With Election Day fast approaching, you are all probably beginning to see the candidates running for office establish a more visible presence in the area.
There are signs being put up, television advertisements being run and rallies being held more and more each week. But before you go to the polls this November, I’d like to implore you to take a few things into consideration.
First of all, register to vote. It is important to take advantage of this right that so many throughout history have fought to preserve and protect. A lot of the time it can feel like one voice can’t possibly make a difference — and a lot of the time this is true — but exercising that one voice has a much greater chance of making a difference than doing nothing at all. That’s probably about all I need to say on that subject.

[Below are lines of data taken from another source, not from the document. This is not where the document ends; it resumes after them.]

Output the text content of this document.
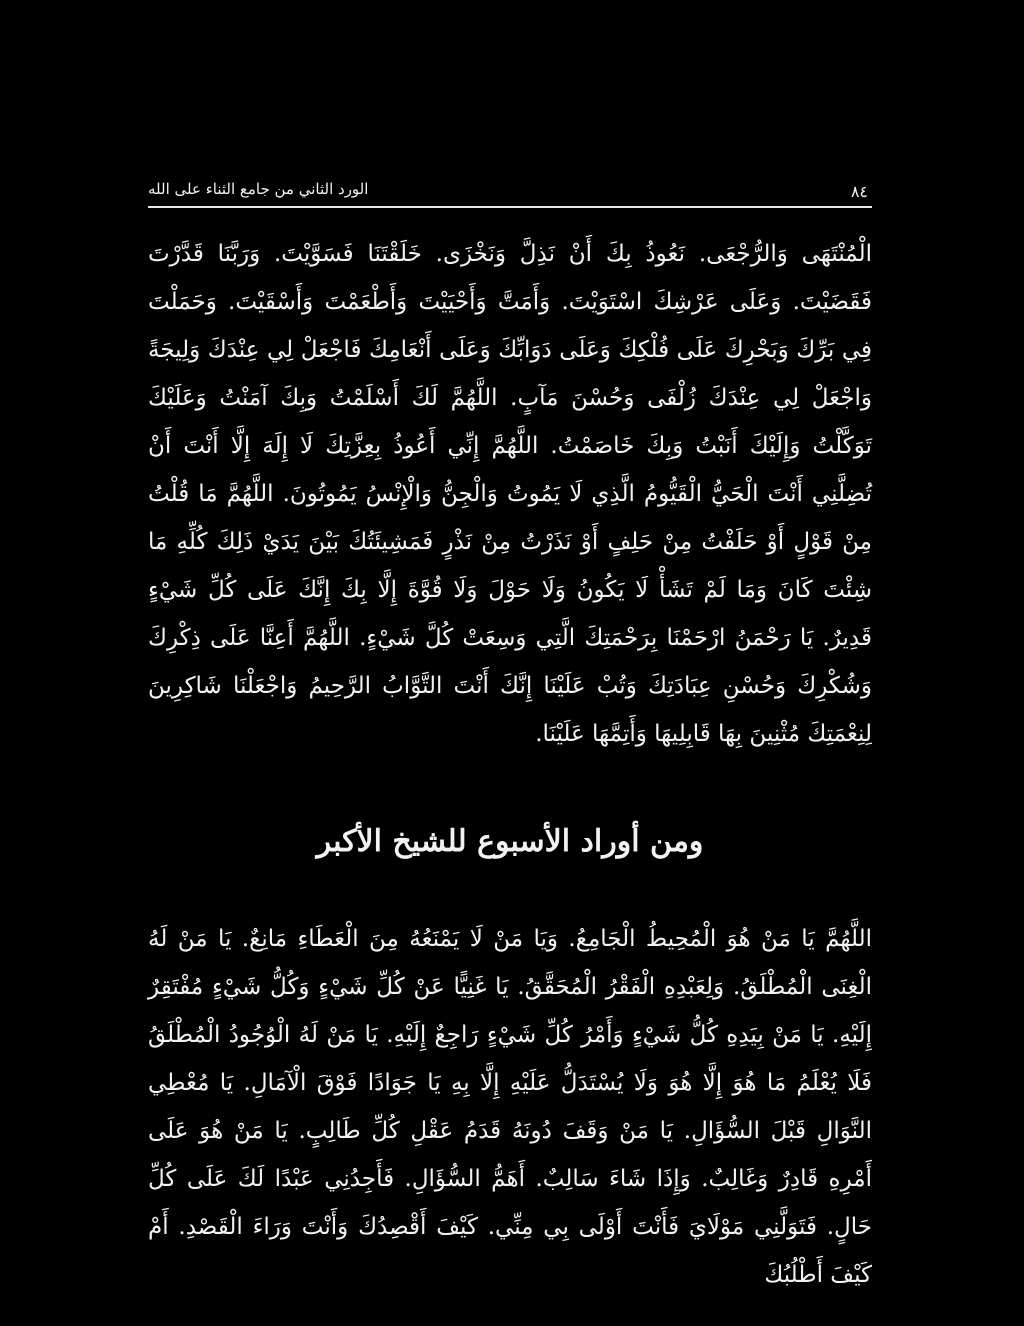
الورد الثاني من جامع الثناء على الله	٨٤

الْمُنْتَهَى وَالرُّجْعَى. نَعُوذُ بِكَ أَنْ نَذِلَّ وَنَخْزَى. خَلَقْتَنَا فَسَوَّيْتَ. وَرَبَّنَا قَدَّرْتَ فَقَضَيْتَ. وَعَلَى عَرْشِكَ اسْتَوَيْتَ. وَأَمَتَّ وَأَحْيَيْتَ وَأَطْعَمْتَ وَأَسْقَيْتَ. وَحَمَلْتَ فِي بَرِّكَ وَبَحْرِكَ عَلَى فُلْكِكَ وَعَلَى دَوَابِّكَ وَعَلَى أَنْعَامِكَ فَاجْعَلْ لِي عِنْدَكَ وَلِيجَةً وَاجْعَلْ لِي عِنْدَكَ زُلْفَى وَحُسْنَ مَآبٍ. اللَّهُمَّ لَكَ أَسْلَمْتُ وَبِكَ آمَنْتُ وَعَلَيْكَ تَوَكَّلْتُ وَإِلَيْكَ أَنَبْتُ وَبِكَ خَاصَمْتُ. اللَّهُمَّ إِنِّي أَعُوذُ بِعِزَّتِكَ لَا إِلَهَ إِلَّا أَنْتَ أَنْ تُضِلَّنِي أَنْتَ الْحَيُّ الْقَيُّومُ الَّذِي لَا يَمُوتُ وَالْجِنُّ وَالْإِنْسُ يَمُوتُونَ. اللَّهُمَّ مَا قُلْتُ مِنْ قَوْلٍ أَوْ حَلَفْتُ مِنْ حَلِفٍ أَوْ نَذَرْتُ مِنْ نَذْرٍ فَمَشِيئَتُكَ بَيْنَ يَدَيْ ذَلِكَ كُلِّهِ مَا شِئْتَ كَانَ وَمَا لَمْ تَشَأْ لَا يَكُونُ وَلَا حَوْلَ وَلَا قُوَّةَ إِلَّا بِكَ إِنَّكَ عَلَى كُلِّ شَيْءٍ قَدِيرٌ. يَا رَحْمَنُ ارْحَمْنَا بِرَحْمَتِكَ الَّتِي وَسِعَتْ كُلَّ شَيْءٍ. اللَّهُمَّ أَعِنَّا عَلَى ذِكْرِكَ وَشُكْرِكَ وَحُسْنِ عِبَادَتِكَ وَتُبْ عَلَيْنَا إِنَّكَ أَنْتَ التَّوَّابُ الرَّحِيمُ وَاجْعَلْنَا شَاكِرِينَ لِنِعْمَتِكَ مُثْنِينَ بِهَا قَابِلِيهَا وَأَتِمَّهَا عَلَيْنَا.

ومن أوراد الأسبوع للشيخ الأكبر

اللَّهُمَّ يَا مَنْ هُوَ الْمُحِيطُ الْجَامِعُ. وَيَا مَنْ لَا يَمْنَعُهُ مِنَ الْعَطَاءِ مَانِعٌ. يَا مَنْ لَهُ الْغِنَى الْمُطْلَقُ. وَلِعَبْدِهِ الْفَقْرُ الْمُحَقَّقُ. يَا غَنِيًّا عَنْ كُلِّ شَيْءٍ وَكُلُّ شَيْءٍ مُفْتَقِرٌ إِلَيْهِ. يَا مَنْ بِيَدِهِ كُلُّ شَيْءٍ وَأَمْرُ كُلِّ شَيْءٍ رَاجِعٌ إِلَيْهِ. يَا مَنْ لَهُ الْوُجُودُ الْمُطْلَقُ فَلَا يُعْلَمُ مَا هُوَ إِلَّا هُوَ وَلَا يُسْتَدَلُّ عَلَيْهِ إِلَّا بِهِ يَا جَوَادًا فَوْقَ الْآمَالِ. يَا مُعْطِي النَّوَالِ قَبْلَ السُّؤَالِ. يَا مَنْ وَقَفَ دُونَهُ قَدَمُ عَقْلِ كُلِّ طَالِبٍ. يَا مَنْ هُوَ عَلَى أَمْرِهِ قَادِرٌ وَغَالِبٌ. وَإِذَا شَاءَ سَالِبٌ. أَهَمُّ السُّؤَالِ. فَأَجِدُنِي عَبْدًا لَكَ عَلَى كُلِّ حَالٍ. فَتَوَلَّنِي مَوْلَايَ فَأَنْتَ أَوْلَى بِي مِنِّي. كَيْفَ أَقْصِدُكَ وَأَنْتَ وَرَاءَ الْقَصْدِ. أَمْ كَيْفَ أَطْلُبُكَ
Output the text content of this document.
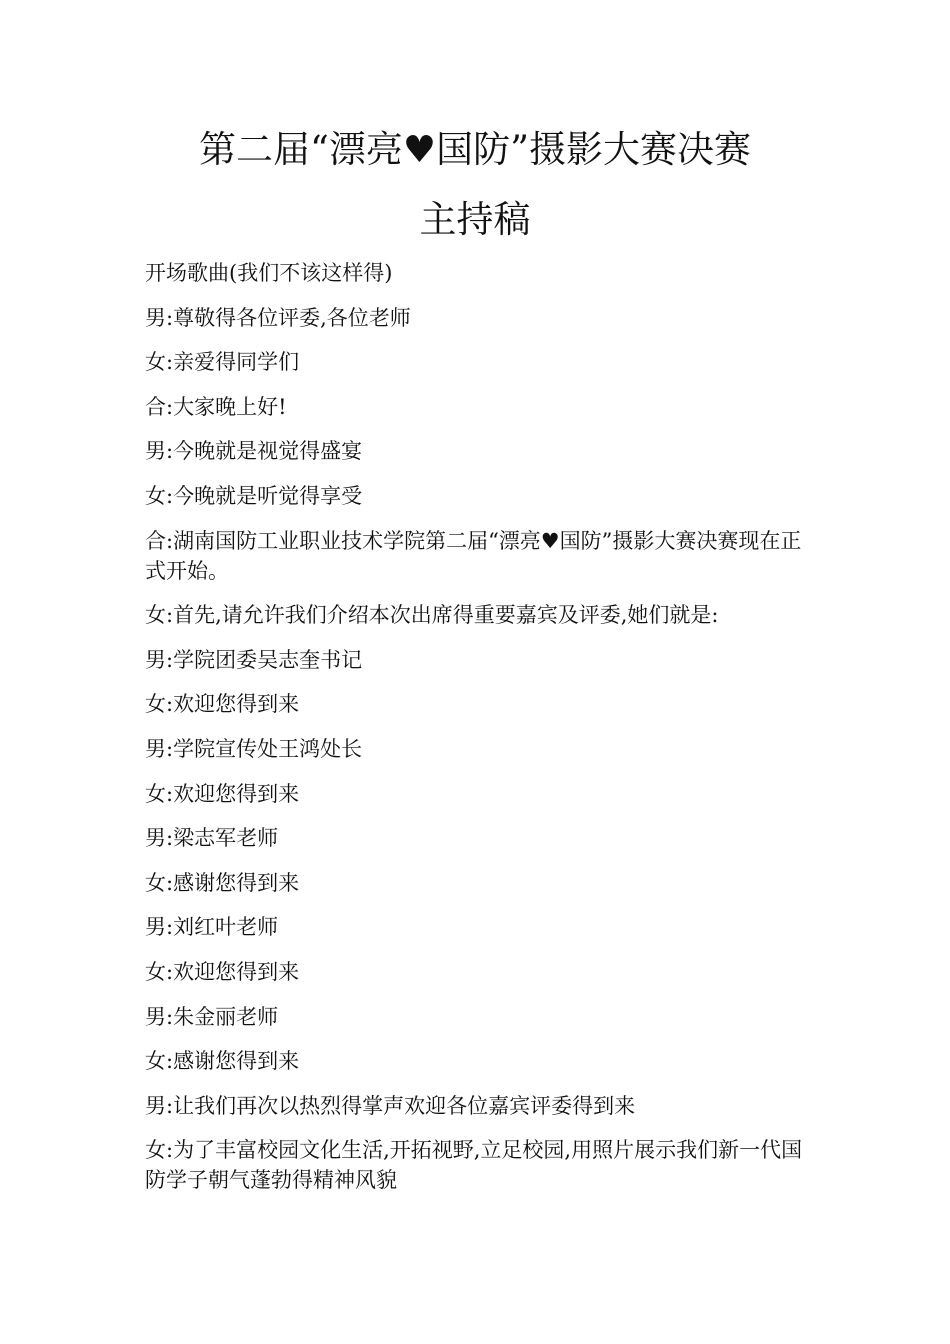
第二届“漂亮♥国防”摄影大赛决赛
主持稿

开场歌曲(我们不该这样得)

男:尊敬得各位评委,各位老师

女:亲爱得同学们

合:大家晚上好!

男:今晚就是视觉得盛宴

女:今晚就是听觉得享受

合:湖南国防工业职业技术学院第二届“漂亮♥国防”摄影大赛决赛现在正式开始。

女:首先,请允许我们介绍本次出席得重要嘉宾及评委,她们就是:

男:学院团委吴志奎书记

女:欢迎您得到来

男:学院宣传处王鸿处长

女:欢迎您得到来

男:梁志军老师

女:感谢您得到来

男:刘红叶老师

女:欢迎您得到来

男:朱金丽老师

女:感谢您得到来

男:让我们再次以热烈得掌声欢迎各位嘉宾评委得到来

女:为了丰富校园文化生活,开拓视野,立足校园,用照片展示我们新一代国防学子朝气蓬勃得精神风貌
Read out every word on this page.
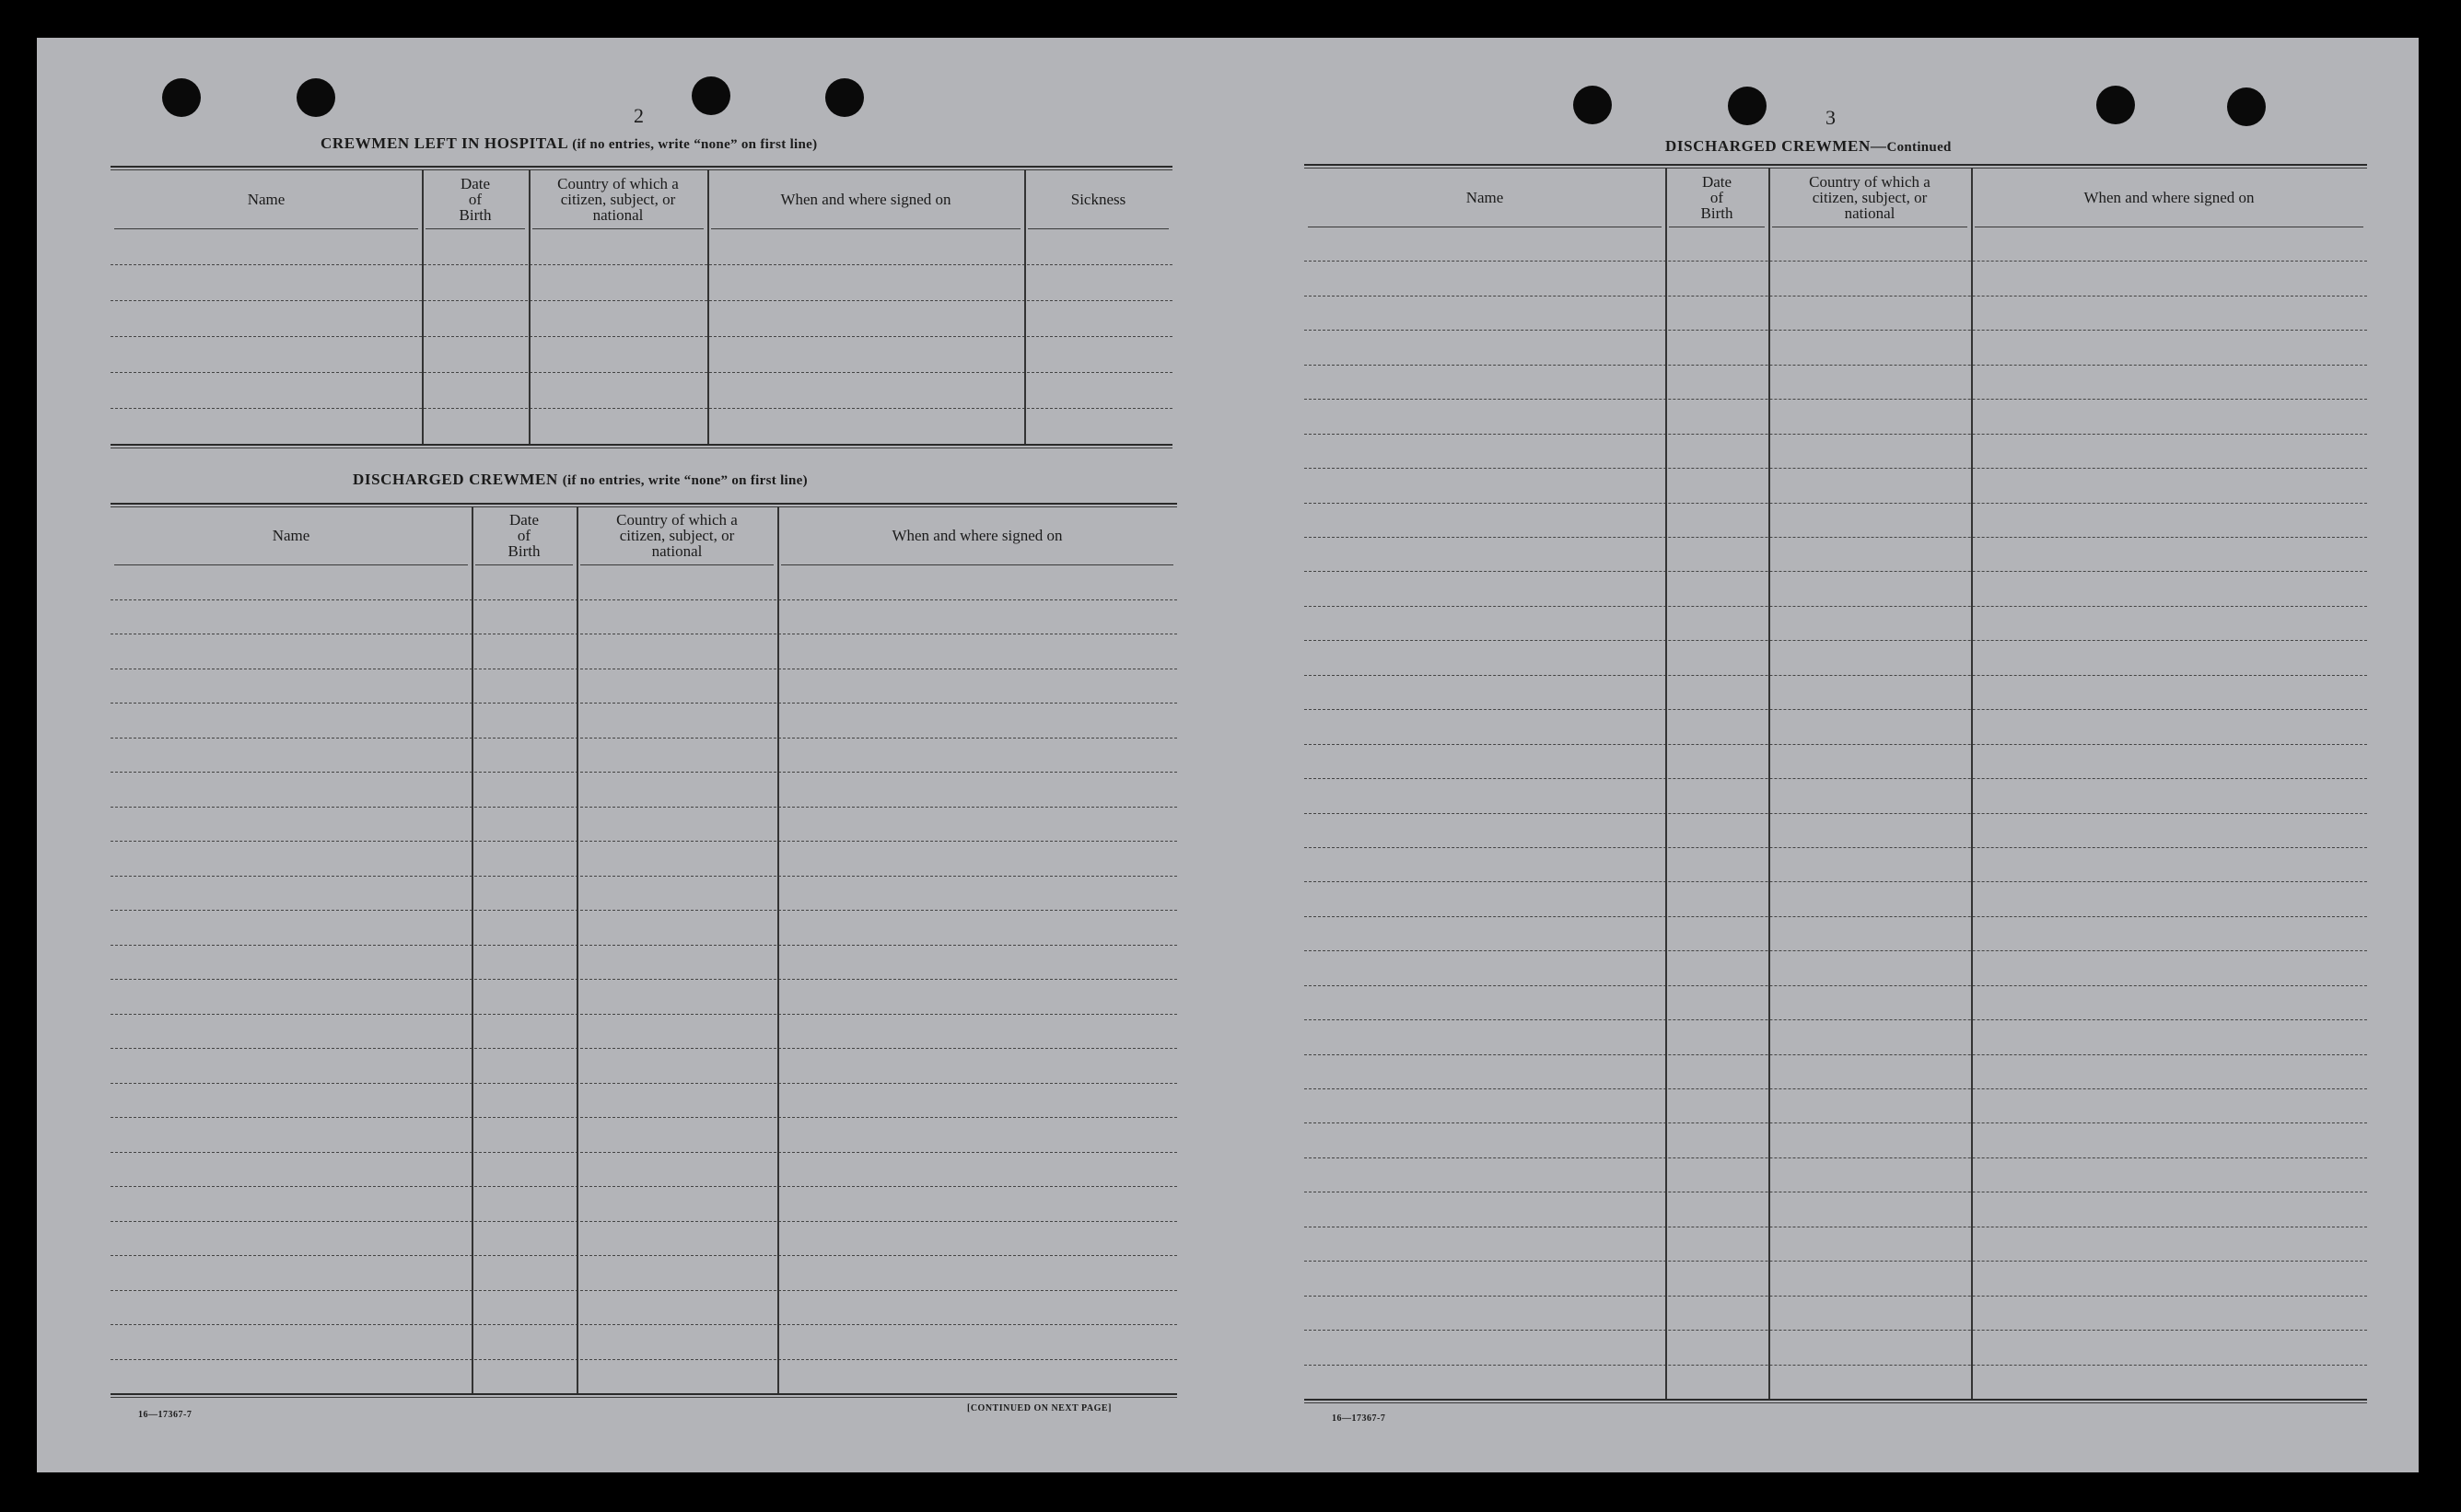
2
CREWMEN LEFT IN HOSPITAL (if no entries, write “none” on first line)
DISCHARGED CREWMEN (if no entries, write “none” on first line)
16—17367-7
[CONTINUED ON NEXT PAGE]
3
DISCHARGED CREWMEN—Continued
16—17367-7
Name
Date
of
Birth
Country of which a
citizen, subject, or
national
When and where signed on	Sickness
Name
Date
of
Birth
Country of which a
citizen, subject, or
national
When and where signed on
Name
Date
of
Birth
Country of which a
citizen, subject, or
national
When and where signed on
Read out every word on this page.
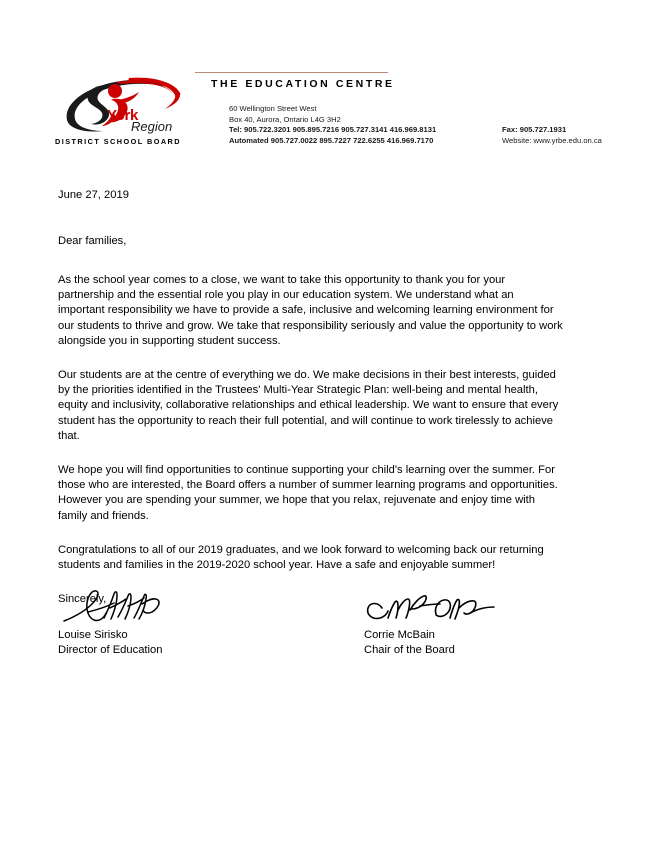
York
Region
DISTRICT SCHOOL BOARD
THE EDUCATION CENTRE
60 Wellington Street West
Box 40, Aurora, Ontario L4G 3H2
Tel: 905.722.3201 905.895.7216 905.727.3141 416.969.8131
Automated 905.727.0022 895.7227 722.6255 416.969.7170
Fax: 905.727.1931
Website: www.yrbe.edu.on.ca
June 27, 2019
Dear families,

As the school year comes to a close, we want to take this opportunity to thank you for your partnership and the essential role you play in our education system. We understand what an important responsibility we have to provide a safe, inclusive and welcoming learning environment for our students to thrive and grow. We take that responsibility seriously and value the opportunity to work alongside you in supporting student success.

Our students are at the centre of everything we do. We make decisions in their best interests, guided by the priorities identified in the Trustees' Multi-Year Strategic Plan: well-being and mental health, equity and inclusivity, collaborative relationships and ethical leadership. We want to ensure that every student has the opportunity to reach their full potential, and will continue to work tirelessly to achieve that.

We hope you will find opportunities to continue supporting your child's learning over the summer. For those who are interested, the Board offers a number of summer learning programs and opportunities. However you are spending your summer, we hope that you relax, rejuvenate and enjoy time with family and friends.

Congratulations to all of our 2019 graduates, and we look forward to welcoming back our returning students and families in the 2019-2020 school year. Have a safe and enjoyable summer!

Sincerely,
Louise Sirisko
Director of Education
Corrie McBain
Chair of the Board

Secondly, please consider registering to vote in Blacksburg. Many of you registered in high school for whatever district you grew up in. But this is where you’re living now and probably for the next few years, so you should have a say in who’s in charge here.
The representative in the 9th district (which includes Blacksburg and Virginia Tech) affects how much money the university gets, what kind of programs and facilities we have access to and the quality of the professors attracted to this area. All these things directly affect what kind of education you get and the overall reputation of Tech as a university, which is likely to be important to you for the rest of your life.
Since this is our community, at least for now, it’s important to be a part of the process for deciding what this community stands for and how it’s run. There is also a particularly important election going on here this year — the incumbent Democrat Rick Boucher running against Republican Morgan Griffith for a seat in the U.S. House of Representatives. In a hotly contested election cycle, every seat matters, and this particular seat could go to either candidate.
Next, I would like to encourage you to consider giving some of your time to volunteer for one of the candidates (Boucher or Griffith, whomever you support). If having that one little vote just isn’t quite enough for you in terms of making a difference, volunteering with a campaign is a great way to affect even greater change. It’s not always the most fun thing in the world — no one really enjoys calling up strangers or knocking on random doors and telling people who they should vote for — but it can be immensely rewarding to see your candidate elected and know you had a hand in making that happen.
It’s also a great opportunity to network and meet with people who are, or one day will be, some of the most powerful and influential people in the country. This does not just include the politicians you’ll be working for, but also the people running their campaigns, who make all the difference in who gets elected and who doesn’t.